Set at night, a time of fear and threat, in a city of ’empty streets, emphasized by the short statement which opens the second paragraph, the man walks ‘fast’ as though trying to escape something unknown. However he has been walking thus all day and is physically tired. The city has been deserted and Dos Passos writes the first of a sequence of asyndetic lists which capture the maelstrom of emotions flowing through the man’s mind. At first he focuses on the need for companionship – ‘the curve of faces…’ with ‘greedy’ eyes suggesting an insatiable need for what he seeks. This idea is stressed by the repetition of the adjective later in the paragraph and the reader recognises the physical rather than simply mental drive which propels him through the city.

As his mind becomes increasingly fevered he moves through stages of description which intensify his fear and his sense of need – the asyndetic construction helping to reflect the uncontrolled intensity of his thought; faces become hands either ‘spread’ in welcome or ‘clenched ‘ in threat; his mind becomes a metaphorical beehive – never resting and maintaining focus in apparent disorder; he moves via the physical ‘ache’ into a succession of dead-end, highly physical jobs – not desired as opportunities for advancement but because as we see in books like Grapes of Wrath, these are the only types of jobs available for the army of itinerant workers who crossed the continent in search of work over the following decade. The jobs seem to focus on a lack of identity in this new world in which men are ‘mask[ed]’ or separated by the liminal markers such as windows. Even the ‘streetwalker’ seems to be untouchable as she stands in her pool of light as though on stage.

As the man walks on, alone, a second asyndetic list focuses on his compulsions and the needs which drive him to seek ‘all’ the available jobs or modes of transport. More than that, what he wants is the ‘knowledge of a job’, as though things are so hopeless that this would be enough to give him hope. He is acting under a mental compulsion as he ‘must’ do these things and he must engage with all possibilities from the streetcars of this empty city, deserted by the workers who have ‘scampered for suburban trains’ in a manner suggesting not just speed but also a lightness of step as they escape, to the steamboats which once plied their trade down the great rivers in the 19th century and which perhaps symbolise a past world and yet also a better one – a trope common in modernist writing of this time is that the modern world is not necessarily better.

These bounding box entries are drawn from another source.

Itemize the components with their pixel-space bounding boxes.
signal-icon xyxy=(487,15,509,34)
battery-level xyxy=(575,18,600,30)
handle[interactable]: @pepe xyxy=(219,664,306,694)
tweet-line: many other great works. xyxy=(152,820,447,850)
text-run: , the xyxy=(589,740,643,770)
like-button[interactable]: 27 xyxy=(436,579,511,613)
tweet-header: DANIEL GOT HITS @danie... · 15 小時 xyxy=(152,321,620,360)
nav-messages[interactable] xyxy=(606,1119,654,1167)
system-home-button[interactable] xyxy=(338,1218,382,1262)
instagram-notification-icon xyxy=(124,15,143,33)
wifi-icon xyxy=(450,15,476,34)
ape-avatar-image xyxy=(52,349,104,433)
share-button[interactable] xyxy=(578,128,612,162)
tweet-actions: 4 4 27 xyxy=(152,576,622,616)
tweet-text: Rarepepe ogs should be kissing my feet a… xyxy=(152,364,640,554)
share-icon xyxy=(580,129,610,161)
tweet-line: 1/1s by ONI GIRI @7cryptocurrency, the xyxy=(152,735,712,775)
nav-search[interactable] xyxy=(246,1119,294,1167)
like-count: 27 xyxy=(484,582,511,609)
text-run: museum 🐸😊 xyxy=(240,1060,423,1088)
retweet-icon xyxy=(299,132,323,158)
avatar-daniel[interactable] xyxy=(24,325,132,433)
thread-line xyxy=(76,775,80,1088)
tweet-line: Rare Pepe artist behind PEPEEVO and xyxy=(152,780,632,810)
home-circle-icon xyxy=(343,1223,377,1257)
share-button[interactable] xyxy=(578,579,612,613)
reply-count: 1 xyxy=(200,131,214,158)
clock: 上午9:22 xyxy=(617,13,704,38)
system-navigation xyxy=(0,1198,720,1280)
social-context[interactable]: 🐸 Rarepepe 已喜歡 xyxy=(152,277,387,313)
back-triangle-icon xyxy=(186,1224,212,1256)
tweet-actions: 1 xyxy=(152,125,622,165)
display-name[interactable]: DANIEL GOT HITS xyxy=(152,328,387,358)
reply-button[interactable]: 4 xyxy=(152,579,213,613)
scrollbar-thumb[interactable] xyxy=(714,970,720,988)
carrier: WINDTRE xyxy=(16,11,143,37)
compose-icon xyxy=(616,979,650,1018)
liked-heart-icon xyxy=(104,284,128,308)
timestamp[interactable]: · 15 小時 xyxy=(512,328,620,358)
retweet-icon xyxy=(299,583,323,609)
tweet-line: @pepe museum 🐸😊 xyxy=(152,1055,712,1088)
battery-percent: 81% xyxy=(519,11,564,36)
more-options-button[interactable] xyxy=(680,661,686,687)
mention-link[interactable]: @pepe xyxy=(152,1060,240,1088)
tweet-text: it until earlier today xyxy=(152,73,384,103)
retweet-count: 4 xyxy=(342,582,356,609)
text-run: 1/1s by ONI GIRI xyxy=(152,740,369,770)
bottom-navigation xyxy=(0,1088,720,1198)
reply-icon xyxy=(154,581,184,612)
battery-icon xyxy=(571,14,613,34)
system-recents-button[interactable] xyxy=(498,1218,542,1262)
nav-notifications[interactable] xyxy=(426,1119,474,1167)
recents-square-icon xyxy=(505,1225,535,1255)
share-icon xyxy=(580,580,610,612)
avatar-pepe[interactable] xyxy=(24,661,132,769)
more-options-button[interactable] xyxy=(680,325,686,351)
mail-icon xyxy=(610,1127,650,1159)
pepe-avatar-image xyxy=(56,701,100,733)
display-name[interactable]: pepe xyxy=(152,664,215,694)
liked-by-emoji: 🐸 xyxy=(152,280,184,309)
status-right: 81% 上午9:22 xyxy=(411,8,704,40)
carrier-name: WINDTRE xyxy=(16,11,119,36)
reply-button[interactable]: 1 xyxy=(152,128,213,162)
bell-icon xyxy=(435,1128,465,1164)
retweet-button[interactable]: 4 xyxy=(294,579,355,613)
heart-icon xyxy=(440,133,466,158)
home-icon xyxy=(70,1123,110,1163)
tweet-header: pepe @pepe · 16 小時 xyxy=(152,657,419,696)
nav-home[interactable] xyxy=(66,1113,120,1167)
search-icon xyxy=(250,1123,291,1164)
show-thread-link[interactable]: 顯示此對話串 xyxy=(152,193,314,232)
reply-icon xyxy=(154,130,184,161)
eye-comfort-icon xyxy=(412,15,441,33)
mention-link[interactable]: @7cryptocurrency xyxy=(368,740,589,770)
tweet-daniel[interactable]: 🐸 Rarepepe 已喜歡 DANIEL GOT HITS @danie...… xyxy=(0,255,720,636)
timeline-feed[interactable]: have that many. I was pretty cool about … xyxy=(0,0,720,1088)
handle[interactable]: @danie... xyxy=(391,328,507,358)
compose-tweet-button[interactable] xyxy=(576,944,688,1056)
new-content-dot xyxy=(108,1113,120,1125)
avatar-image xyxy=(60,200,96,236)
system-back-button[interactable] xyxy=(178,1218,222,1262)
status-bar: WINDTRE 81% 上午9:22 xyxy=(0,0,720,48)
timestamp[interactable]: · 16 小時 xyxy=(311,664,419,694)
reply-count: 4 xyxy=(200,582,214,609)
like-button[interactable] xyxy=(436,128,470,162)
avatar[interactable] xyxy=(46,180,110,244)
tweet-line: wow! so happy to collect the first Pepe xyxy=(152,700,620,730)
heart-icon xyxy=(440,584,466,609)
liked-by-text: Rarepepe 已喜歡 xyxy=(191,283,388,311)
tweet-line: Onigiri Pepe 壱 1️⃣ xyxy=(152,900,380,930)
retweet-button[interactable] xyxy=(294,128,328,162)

The list recalls the landscape of writers such as Dreiser or Upton Sinclair.

Indeed the message is summed up in the short 4th paragraph by the short list, each element having the negative foregrounded and placed in order of importance – the job being far more important than the city itself.

In the last paragraph, Dos Passos uses a figurative plant to present a highly visual idea of the power of speech in linking the broken civilisation so far portrayed. The ‘tendrils’ of plant life offer a visible metaphor for the power of speech and its ability to unite and to lead society to freedom from this concrete jungle. As the awareness of sound develops, so the language seems to grow and expand to fill first ‘broad parked avenues’ until finally reaching ‘mountain tops’ and eventually the ‘sea’. This emerging freedom recreates the original Pioneer journeys across the nation – journeys with purpose and hope at their heart. This, we suggest is a better world and a world worth recreating. In reality in the 1930s as Steinbeck will show, this journey is one undertaken out of need and in despair. The State of California will offer hope, but the reality is different. There is no sense of communication in the broken world of the depression. Here Dos Passos is offering a suggestion for how things should be, rather than how they are.